Symbols are inherently political—a representation of any kind must contain some thesis. All names and visual representations are symbols to someone, or could be. So long as something can be perceived, it can be named. If it can be named by even one person, it can be imbued with symbolism; there need not be a broad consensus as to its meaning. When you look at something for the first time, your mind is hard at work making inferences about it and typifying it in accordance with your prior knowledge and the context in which it is situated. Upon reexamination, it is the created symbol which you perceive, a learned argument for what the envisioned collection of pixels is as a whole. It is our ability to find difference and commonality in our perceptions that charges the symbol with political energy. 

What is the difference between a symbol and a work of visual art? One distinction is that a work of art combines a plurality of symbols that invite multiple interpretations, whereas logos or political icons aim to communicate only one. Another is the interrogative nature of art, as opposed to the explanatory nature of other symbols. The plurality in this case might be considered in terms of questions and answers. A political symbol invokes specific questions with specific answers—the right answers. There is a mysterious way in which this symbolic potential translates to a sense of infinity in art and a distinct finiteness in ordinary symbols. In general, there is a sense in which symbols are inadequate and fallible, incapable of expressing complex ideas and feelings, an ineffability that is apparent in the impotence of both words and imagistic symbols. They’re too easily misunderstood, too political. It’s almost as if art is really a desperate attempt to transcend this political nature and find something personal, perfect, and real—the true identities of things beneath their public, political ones. Nevertheless, the objects manipulated still retain their public identities, so can their symbolism be truly subverted? 

Consider abstract visual art, which can only be superficially understood through a search for literal symbols.

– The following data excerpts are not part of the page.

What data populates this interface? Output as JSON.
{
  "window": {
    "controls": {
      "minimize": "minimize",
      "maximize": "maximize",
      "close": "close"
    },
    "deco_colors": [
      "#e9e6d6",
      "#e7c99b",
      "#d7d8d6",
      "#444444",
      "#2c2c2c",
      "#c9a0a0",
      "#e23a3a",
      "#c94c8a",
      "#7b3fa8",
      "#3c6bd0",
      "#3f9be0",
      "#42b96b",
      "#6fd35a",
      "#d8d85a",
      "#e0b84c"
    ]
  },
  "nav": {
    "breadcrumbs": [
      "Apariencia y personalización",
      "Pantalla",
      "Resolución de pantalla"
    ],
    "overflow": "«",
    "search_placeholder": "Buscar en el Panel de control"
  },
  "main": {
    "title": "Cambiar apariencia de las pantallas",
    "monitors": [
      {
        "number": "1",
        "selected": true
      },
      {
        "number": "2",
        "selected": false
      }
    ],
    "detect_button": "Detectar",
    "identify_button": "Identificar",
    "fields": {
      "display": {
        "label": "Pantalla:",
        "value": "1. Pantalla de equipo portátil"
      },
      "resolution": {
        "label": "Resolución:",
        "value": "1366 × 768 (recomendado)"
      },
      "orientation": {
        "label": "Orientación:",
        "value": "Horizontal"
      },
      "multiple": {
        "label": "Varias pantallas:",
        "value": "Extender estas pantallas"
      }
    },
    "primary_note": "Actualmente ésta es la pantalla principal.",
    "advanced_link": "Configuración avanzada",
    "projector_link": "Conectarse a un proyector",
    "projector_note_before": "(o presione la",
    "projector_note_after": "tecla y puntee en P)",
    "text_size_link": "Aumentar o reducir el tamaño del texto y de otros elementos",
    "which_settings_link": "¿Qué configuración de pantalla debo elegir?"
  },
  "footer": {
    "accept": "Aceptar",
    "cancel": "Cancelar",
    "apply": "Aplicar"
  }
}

Abstract art appears to be the epitome of this desperately-sought transcendence. But does this make it apolitical? It seems inconceivable that a splatter painting could have traces of the political unless someone were to project symbols onto its surface. Abstract art might be said to symbolize emotions, mental experiences that are subjective and, likely enough, unique. In being subjective, a specific feeling is incommunicable, and therefore without a symbol. Emotions are involuntary experiences and therefore beyond judgment: feeling one way or another cannot be right or wrong. Of course, people judge, and thereby politicize, feelings, but they do so under the guise of judging actions, or opinions that are actionable. This is the revolutionary thing about abstract art: in it there can be neither guise nor judgment. There is no rationale put forth and so there can be no objection. But it is here that thinking in terms of the “political” begins to show its limits. Distinguishing abstract art as inherently apolitical implies a fundamental difference between it and other genres, though it doesn’t seem to have fundamentally different effects or powers. In other words, I believe that politics are contingent, rather than essential to art. 

In the end, it doesn’t seem to matter that images cannot be wiped clean of their webs of preconception in order to refract an artist’s inner “truth” if they still strike in a new way. It is almost as if in compiling and arranging symbols in order to create, one blurs the pixels, redraws the lines, and creates one single, original form, uniformly comprehended. It is this idea which generates tension in the concept of “creation.” True creation is impossible. There is only the organizing, curating, and collecting of things. It is this absurdity of our existence amongst objects that is most literally, though not most powerfully, conveyed in abstract art’s deconstruction of symbols into mere lines, colors, and points. I have been speaking in terms of visual art, but this easily applies to sound and movement. So, in the sense that all names and representations are symbols, “art” itself is a symbol, and, therefore, political. It simultaneously symbolizes our disgust with politics and the futility of our resistance against the political.

For all intents and purposes,

Lena Baghdadi

Lena Baghdadi is a third-year undergraduate at the University of California, Berkeley studying philosophy.